Training options regarding endurance training were brisk walks outside or inside the clinic with the possibility to use a treadmill or a cycle ergometer during the inpatient stay. For the resistance training, patients were provided with a training manual illustrating different gymnastic exercises conducted with or without dumbbells and a set of color-coded stretch bands with different levels of resistance.

Training intensity was adapted using the Borg scale (target scores = 12–14 for endurance and 14–16 for resistance exercises). Furthermore, patients were asked to rate their current pain, fatigue, emotional status, and nausea on a visual analog scale (0–10) each training day. This assessment was used to self-rate patients' well-being and group them into three different categories (red, yellow, and green) for tailoring the exercise intervention. Green coded for subjective good or normal health status and included the most challenging exercise recommendations. Yellow and red corresponded to medium or bad health status (respectively), resulting in less challenging exercises.

Contraindications for starting a training session were infections (body temperature ≥38°C), severe pain, nausea and dizziness, platelet counts ≥10,000 L, and hemoglobin ≤8 g·dL. The exercise sessions were stopped if pain, dizziness, or other contraindications occurred.

The training program has been implemented successfully in an RCT with patients undergoing an allogeneic stem cell transplantation.

Statistical Analysis


Standard methods were used for data analysis. The Wilcoxon rank sum test and the Fisher exact test were used for comparing independent samples of quantitative and binary data, respectively. Paired data, originating from variables measured at different time points, were analyzed by using the rank version of the t-test for dependent samples and by calculating rank correlation coefficients (Kendall's tau).

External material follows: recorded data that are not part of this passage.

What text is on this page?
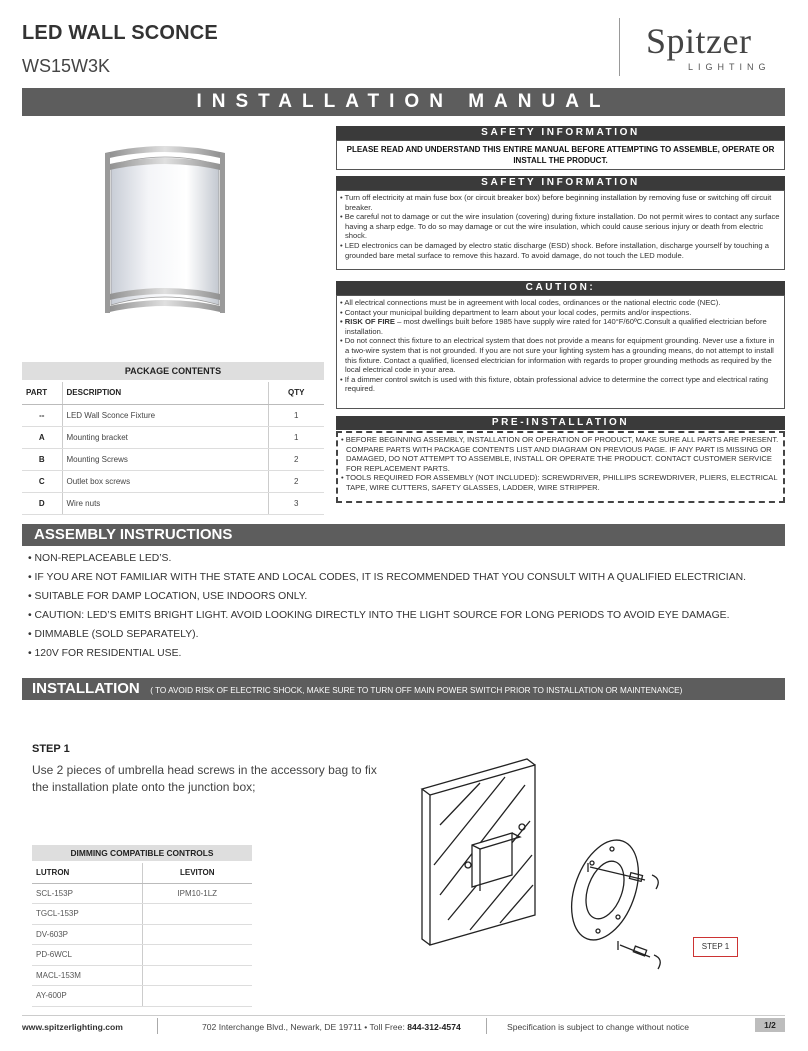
LED WALL SCONCE
WS15W3K
Spitzer
LIGHTING
INSTALLATION MANUAL
PACKAGE CONTENTS
PART	DESCRIPTION	QTY
--	LED Wall Sconce Fixture	1
A	Mounting bracket	1
B	Mounting Screws	2
C	Outlet box screws	2
D	Wire nuts	3
SAFETY INFORMATION
PLEASE READ AND UNDERSTAND THIS ENTIRE MANUAL BEFORE ATTEMPTING TO ASSEMBLE, OPERATE OR INSTALL THE PRODUCT.
SAFETY INFORMATION
• Turn off electricity at main fuse box (or circuit breaker box) before beginning installation by removing fuse or switching off circuit breaker.
• Be careful not to damage or cut the wire insulation (covering) during fixture installation. Do not permit wires to contact any surface having a sharp edge. To do so may damage or cut the wire insulation, which could cause serious injury or death from electric shock.
• LED electronics can be damaged by electro static discharge (ESD) shock. Before installation, discharge yourself by touching a grounded bare metal surface to remove this hazard. To avoid damage, do not touch the LED module.
CAUTION:
• All electrical connections must be in agreement with local codes, ordinances or the national electric code (NEC).
• Contact your municipal building department to learn about your local codes, permits and/or inspections.
• RISK OF FIRE – most dwellings built before 1985 have supply wire rated for 140°F/60ºC.Consult a qualified electrician before installation.
• Do not connect this fixture to an electrical system that does not provide a means for equipment grounding. Never use a fixture in a two-wire system that is not grounded. If you are not sure your lighting system has a grounding means, do not attempt to install this fixture. Contact a qualified, licensed electrician for information with regards to proper grounding methods as required by the local electrical code in your area.
• If a dimmer control switch is used with this fixture, obtain professional advice to determine the correct type and electrical rating required.
PRE-INSTALLATION
• BEFORE BEGINNING ASSEMBLY, INSTALLATION OR OPERATION OF PRODUCT, MAKE SURE ALL PARTS ARE PRESENT. COMPARE PARTS WITH PACKAGE CONTENTS LIST AND DIAGRAM ON PREVIOUS PAGE. IF ANY PART IS MISSING OR DAMAGED, DO NOT ATTEMPT TO ASSEMBLE, INSTALL OR OPERATE THE PRODUCT. CONTACT CUSTOMER SERVICE FOR REPLACEMENT PARTS.
• TOOLS REQUIRED FOR ASSEMBLY (NOT INCLUDED): SCREWDRIVER, PHILLIPS SCREWDRIVER, PLIERS, ELECTRICAL TAPE, WIRE CUTTERS, SAFETY GLASSES, LADDER, WIRE STRIPPER.
ASSEMBLY INSTRUCTIONS
• NON-REPLACEABLE LED’S.
• IF YOU ARE NOT FAMILIAR WITH THE STATE AND LOCAL CODES, IT IS RECOMMENDED THAT YOU CONSULT WITH A QUALIFIED ELECTRICIAN.
• SUITABLE FOR DAMP LOCATION, USE INDOORS ONLY.
• CAUTION: LED’S EMITS BRIGHT LIGHT. AVOID LOOKING DIRECTLY INTO THE LIGHT SOURCE FOR LONG PERIODS TO AVOID EYE DAMAGE.
• DIMMABLE (SOLD SEPARATELY).
• 120V FOR RESIDENTIAL USE.
INSTALLATION ( TO AVOID RISK OF ELECTRIC SHOCK, MAKE SURE TO TURN OFF MAIN POWER SWITCH PRIOR TO INSTALLATION OR MAINTENANCE)
STEP 1
Use 2 pieces of umbrella head screws in the accessory bag to fix the installation plate onto the junction box;
DIMMING COMPATIBLE CONTROLS
LUTRON	LEVITON
SCL-153P	IPM10-1LZ
TGCL-153P	
DV-603P	
PD-6WCL	
MACL-153M	
AY-600P	
STEP 1
www.spitzerlighting.com	702 Interchange Blvd., Newark, DE 19711 • Toll Free: 844-312-4574	Specification is subject to change without notice	1/2
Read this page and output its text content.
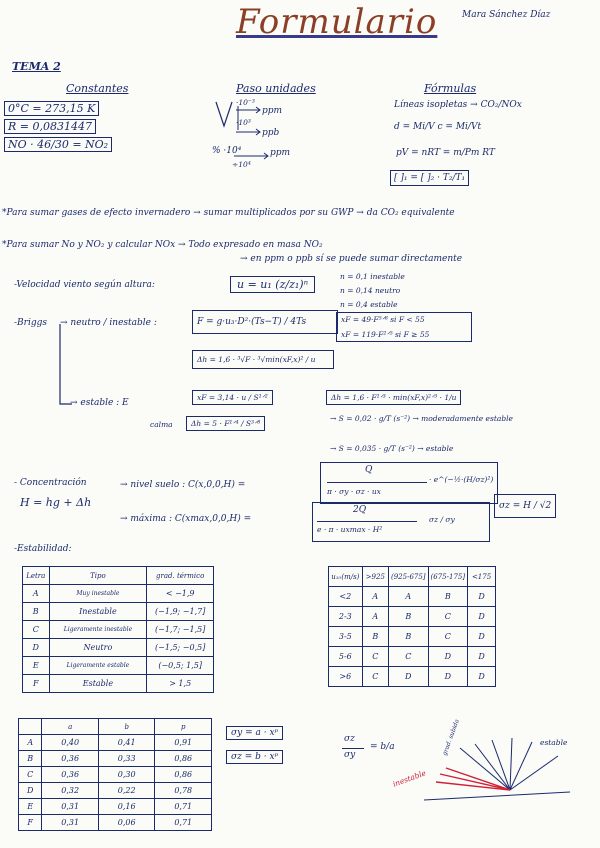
Formulario	Mara Sánchez Díaz
TEMA 2
Constantes
0°C = 273,15 K
R = 0,0831447
NO · 46/30 = NO₂
Paso unidades
·10⁻³
ppm
·10³
ppb
% ·10⁴	ppm
÷10⁴
Fórmulas
Líneas isopletas → CO₂/NOx
d = Mi/V c = Mi/Vt
pV = nRT = m/Pm RT
[ ]₁ = [ ]₂ · T₂/T₁
*Para sumar gases de efecto invernadero → sumar multiplicados por su GWP → da CO₂ equivalente
*Para sumar No y NO₂ y calcular NOx → Todo expresado en masa NO₂
→ en ppm o ppb sí se puede sumar directamente
-Velocidad viento según altura:	u = u₁ (z/z₁)ⁿ
n = 0,1 inestable
n = 0,14 neutro
n = 0,4 estable
-Briggs → neutro / inestable :	F = g·u₃·D²·(Ts−T) / 4Ts	xF = 49·F⁵ᐟ⁸ si F < 55
xF = 119·F²ᐟ⁵ si F ≥ 55
Δh = 1,6 · ³√F · ³√min(xF,x)² / u
→ estable : E
xF = 3,14 · u / S¹ᐟ²	Δh = 1,6 · F¹ᐟ³ · min(xF,x)²ᐟ³ · 1/u
calma	Δh = 5 · F¹ᐟ⁴ / S³ᐟ⁸
→ S = 0,02 · g/T (s⁻²) → moderadamente estable
→ S = 0,035 · g/T (s⁻²) → estable
- Concentración
H = hg + Δh
→ nivel suelo : C(x,0,0,H) =
Q
π · σy · σz · ux
· e^(−½·(H/σz)²)
→ máxima : C(xmax,0,0,H) =
2Q
e · π · uxmax · H²
σz / σy
σz = H / √2
-Estabilidad:
Letra	Tipo	grad. térmico
A	Muy inestable	< −1,9
B	Inestable	(−1,9; −1,7]
C	Ligeramente inestable	(−1,7; −1,5]
D	Neutro	(−1,5; −0,5]
E	Ligeramente estable	(−0,5; 1,5]
F	Estable	> 1,5
u₁₀(m/s)	>925	(925-675]	(675-175]	<175
<2	A	A	B	D
2-3	A	B	C	D
3-5	B	B	C	D
5-6	C	C	D	D
>6	C	D	D	D
	a	b	p
A	0,40	0,41	0,91
B	0,36	0,33	0,86
C	0,36	0,30	0,86
D	0,32	0,22	0,78
E	0,31	0,16	0,71
F	0,31	0,06	0,71
σy = a · xᵖ
σz = b · xᵖ
σz
σy
= b/a	estable
inestable
grad. subida
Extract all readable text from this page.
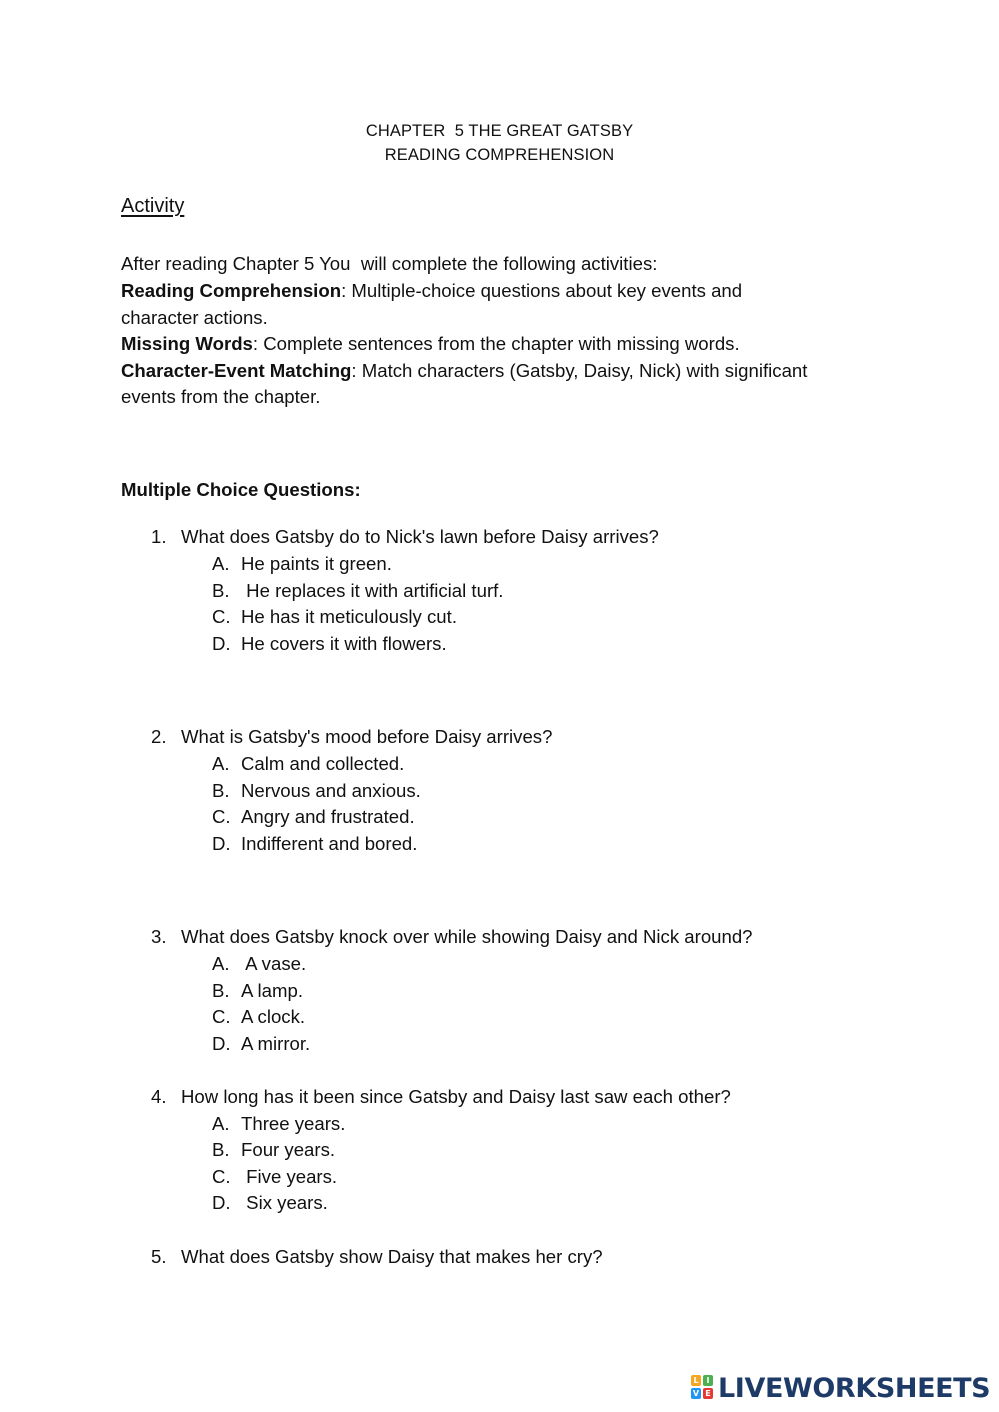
CHAPTER  5 THE GREAT GATSBY
READING COMPREHENSION
Activity
After reading Chapter 5 You  will complete the following activities:
Reading Comprehension: Multiple-choice questions about key events and
character actions.
Missing Words: Complete sentences from the chapter with missing words.
Character-Event Matching: Match characters (Gatsby, Daisy, Nick) with significant
events from the chapter.
Multiple Choice Questions:
1. What does Gatsby do to Nick's lawn before Daisy arrives?
A. He paints it green.
B. He replaces it with artificial turf.
C. He has it meticulously cut.
D. He covers it with flowers.
2. What is Gatsby's mood before Daisy arrives?
A. Calm and collected.
B. Nervous and anxious.
C. Angry and frustrated.
D. Indifferent and bored.
3. What does Gatsby knock over while showing Daisy and Nick around?
A. A vase.
B. A lamp.
C. A clock.
D. A mirror.
4. How long has it been since Gatsby and Daisy last saw each other?
A. Three years.
B. Four years.
C. Five years.
D. Six years.
5. What does Gatsby show Daisy that makes her cry?
L I
V E LIVEWORKSHEETS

All statistical tests were two-tailed, using a nominal significance level of 5%. As this was a feasibility study, statistical analyses were exploratory in nature. Thus, although hypothesis tests were performed, statistical significance was understood to be interpretable as a signal rather than a formal probability. Accordingly, no adjustment for multiple testing was performed. All analyses were carried out using the SAS statistical software package, version 9.1 (SAS Institute, Inc. Cary, NC).